Sure enough, the American, Australian, and Asiatic groups have little or no rh gene. The African group contains a small quantity of rh gene. The inhabitants of Europe (including Americans and Australians who are descended from Europeans), however, have a good deal of the rh gene; about one out of seven among them is Rh-negative.

Why should this be?

One answer is that there may once have been in Europe a race that was entirely or almost entirely Rh-negative. (That would be safe enough, you see. If everyone were Rh-negative, there would be no problem. It is only when both Rh-positive and Rh-negative are present that the trouble starts.) If there was such an Rh-negative race, then an Rh-positive group may have entered Europe later and intermixed with the earlier group. The one out of seven Rh-negatives in modern Europeans and their descendants would be the result. There may not yet have been time for the rh gene to disappear since the mixture took Place. (And some of the rh genes may have drifted far enough south to show up among the Africans.)

Such an early European race seems to have turned up in the group of people called Basques. These people live in the Pyrenees Mountains (which form the boundary between France and Spain) and adjacent regions. The Basques have interested anthropologists because their language is like no other language in the world. Now it turns out that their blood groups are like no others either. One out of three Basques is Rh negative. This means that the rh gene frequency among them is 6O out of a hundred. The Basques, then, are thought to be descendants of the early race; they hadn't mixed much with the later invaders because they lived in remote mountain fastnesses.

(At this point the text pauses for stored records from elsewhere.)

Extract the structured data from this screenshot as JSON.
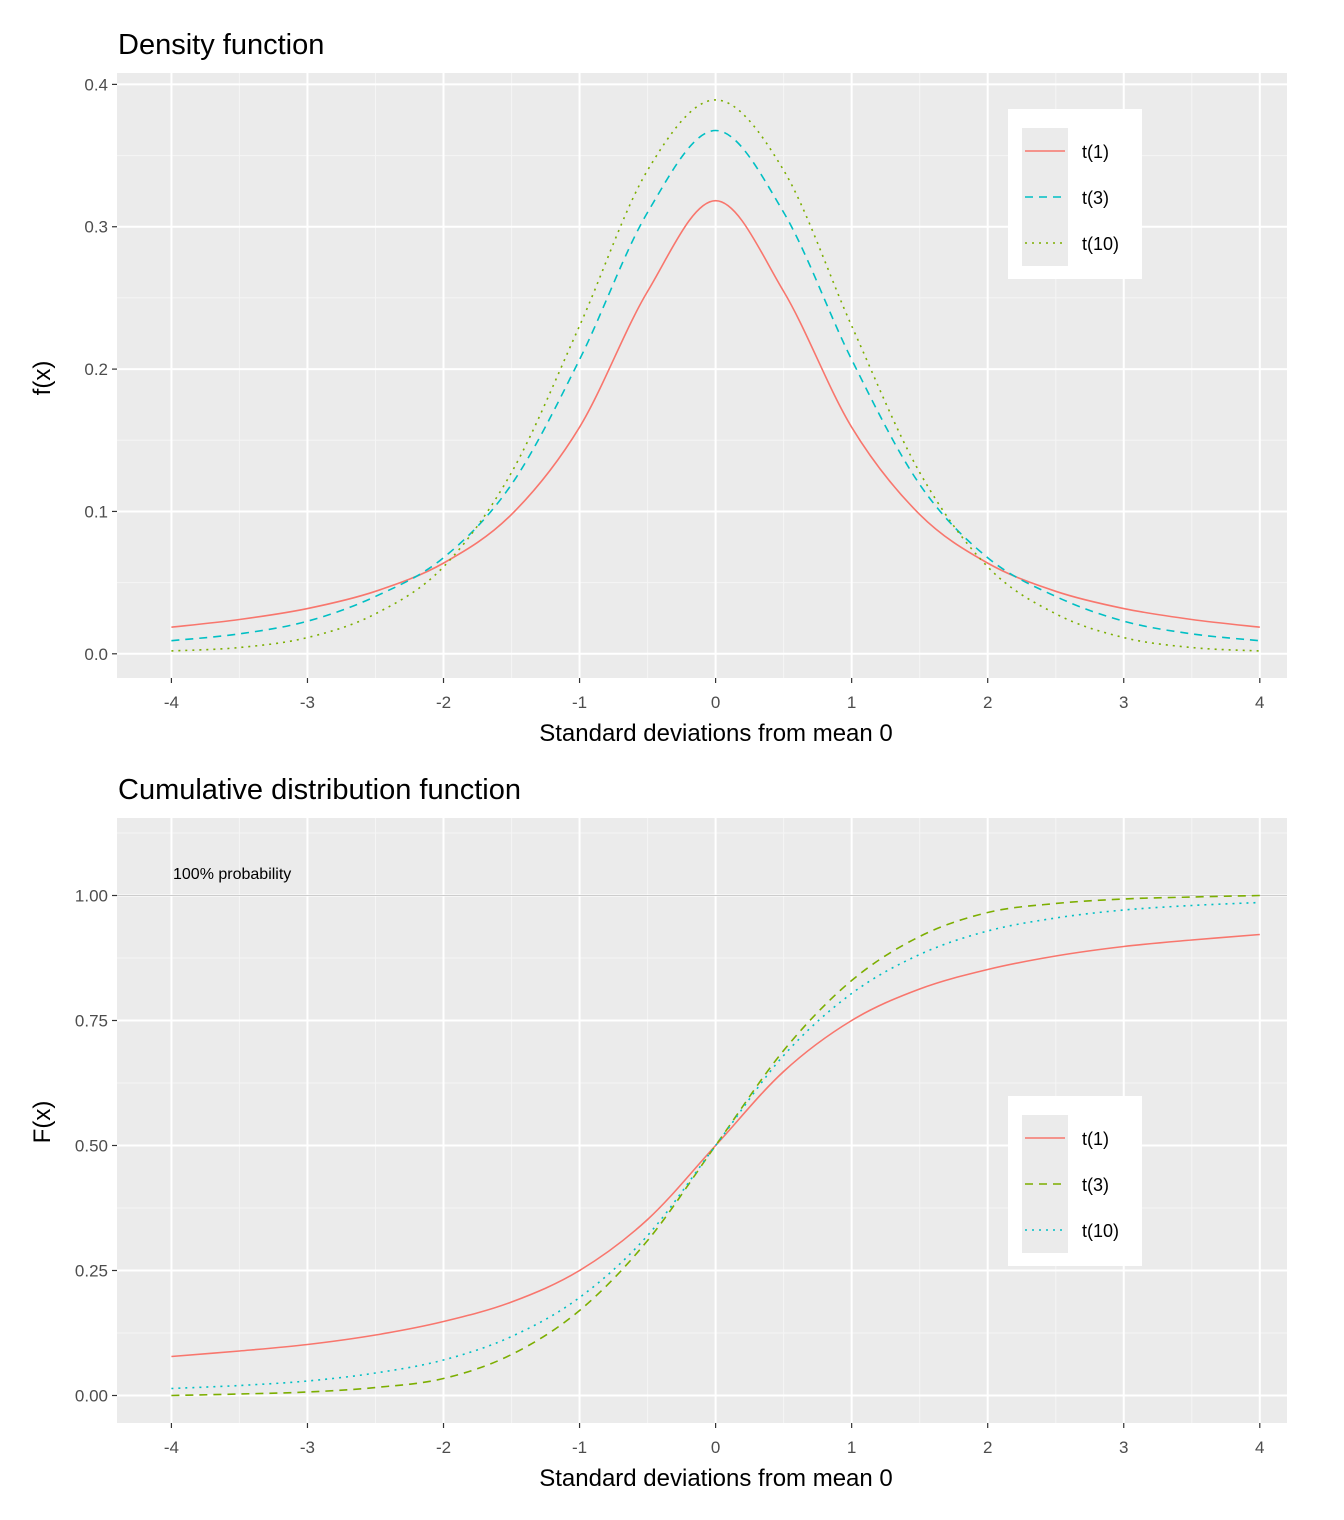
{
  "chart_data": [
    {
      "type": "line",
      "title": "Density function",
      "xlabel": "Standard deviations from mean 0",
      "ylabel": "f(x)",
      "xlim": [
        -4.4,
        4.2
      ],
      "ylim": [
        -0.017,
        0.408
      ],
      "x_ticks": [
        -4,
        -3,
        -2,
        -1,
        0,
        1,
        2,
        3,
        4
      ],
      "y_ticks": [
        0.0,
        0.1,
        0.2,
        0.3,
        0.4
      ],
      "y_tick_labels": [
        "0.0",
        "0.1",
        "0.2",
        "0.3",
        "0.4"
      ],
      "grid": true,
      "legend_position": "top-right",
      "x": [
        -4,
        -3.5,
        -3,
        -2.5,
        -2,
        -1.5,
        -1,
        -0.5,
        0,
        0.5,
        1,
        1.5,
        2,
        2.5,
        3,
        3.5,
        4
      ],
      "series": [
        {
          "name": "t(1)",
          "color": "#F8766D",
          "dash": "solid",
          "values": [
            0.0187,
            0.0241,
            0.0318,
            0.0439,
            0.0637,
            0.0979,
            0.1592,
            0.2546,
            0.3183,
            0.2546,
            0.1592,
            0.0979,
            0.0637,
            0.0439,
            0.0318,
            0.0241,
            0.0187
          ]
        },
        {
          "name": "t(3)",
          "color": "#00BFC4",
          "dash": "dashed",
          "values": [
            0.0092,
            0.014,
            0.0229,
            0.0403,
            0.0675,
            0.119,
            0.2067,
            0.3101,
            0.3676,
            0.3101,
            0.2067,
            0.119,
            0.0675,
            0.0403,
            0.0229,
            0.014,
            0.0092
          ]
        },
        {
          "name": "t(10)",
          "color": "#7CAE00",
          "dash": "dotted",
          "values": [
            0.002,
            0.0044,
            0.0114,
            0.0281,
            0.0611,
            0.1274,
            0.2304,
            0.3397,
            0.3891,
            0.3397,
            0.2304,
            0.1274,
            0.0611,
            0.0281,
            0.0114,
            0.0044,
            0.002
          ]
        }
      ]
    },
    {
      "type": "line",
      "title": "Cumulative distribution function",
      "xlabel": "Standard deviations from mean 0",
      "ylabel": "F(x)",
      "xlim": [
        -4.4,
        4.2
      ],
      "ylim": [
        -0.055,
        1.155
      ],
      "x_ticks": [
        -4,
        -3,
        -2,
        -1,
        0,
        1,
        2,
        3,
        4
      ],
      "y_ticks": [
        0.0,
        0.25,
        0.5,
        0.75,
        1.0
      ],
      "y_tick_labels": [
        "0.00",
        "0.25",
        "0.50",
        "0.75",
        "1.00"
      ],
      "grid": true,
      "legend_position": "right",
      "reference_line": {
        "y": 1.0,
        "label": "100% probability",
        "color": "#cccccc"
      },
      "x": [
        -4,
        -3.5,
        -3,
        -2.5,
        -2,
        -1.5,
        -1,
        -0.5,
        0,
        0.5,
        1,
        1.5,
        2,
        2.5,
        3,
        3.5,
        4
      ],
      "series": [
        {
          "name": "t(1)",
          "color": "#F8766D",
          "dash": "solid",
          "values": [
            0.078,
            0.089,
            0.102,
            0.121,
            0.148,
            0.187,
            0.25,
            0.352,
            0.5,
            0.648,
            0.75,
            0.813,
            0.852,
            0.879,
            0.898,
            0.911,
            0.922
          ]
        },
        {
          "name": "t(3)",
          "color": "#7CAE00",
          "dash": "dashed",
          "values": [
            0.0,
            0.003,
            0.007,
            0.016,
            0.034,
            0.082,
            0.17,
            0.31,
            0.5,
            0.69,
            0.83,
            0.918,
            0.966,
            0.984,
            0.993,
            0.997,
            1.0
          ]
        },
        {
          "name": "t(10)",
          "color": "#00BFC4",
          "dash": "dotted",
          "values": [
            0.014,
            0.02,
            0.029,
            0.045,
            0.071,
            0.118,
            0.196,
            0.32,
            0.5,
            0.68,
            0.804,
            0.882,
            0.929,
            0.955,
            0.971,
            0.98,
            0.986
          ]
        }
      ]
    }
  ]
}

Now we can summarize our six genetic races: ~

1. Australian (Aboriginal): low B or none, low M, no A2

2. American (Indian): low B or none, low N, no A2

3. Asian: High B, high Rhz, no A2

4. African: High B, high Rho, some rh, high A2

5. European: moderately high rh, moderate B, moderate A2

6. Early European: very high rh, no B

~ The genes for O and A are so widespread among all groups of people that they are nearly useless in racial classification.

The six races (plus a seventh race which is less clear-cut) divide the world in an interesting manner. We can follow immigration waves that we could not follow if we used skin color or some other obvious physical characteristic. For instance, a group of immigrants high in A must have entered western Japan from Korea in the not distant past and spread eastward. That would account for the variation of frequency in the A gene in different parts of Japan.

As we learn more about the blood-group genes, and about other genes, too, and as we test more and more people all over the earth, we can expect to be able to trace man's evolution more exactly and to learn the stages by which he has populated the world.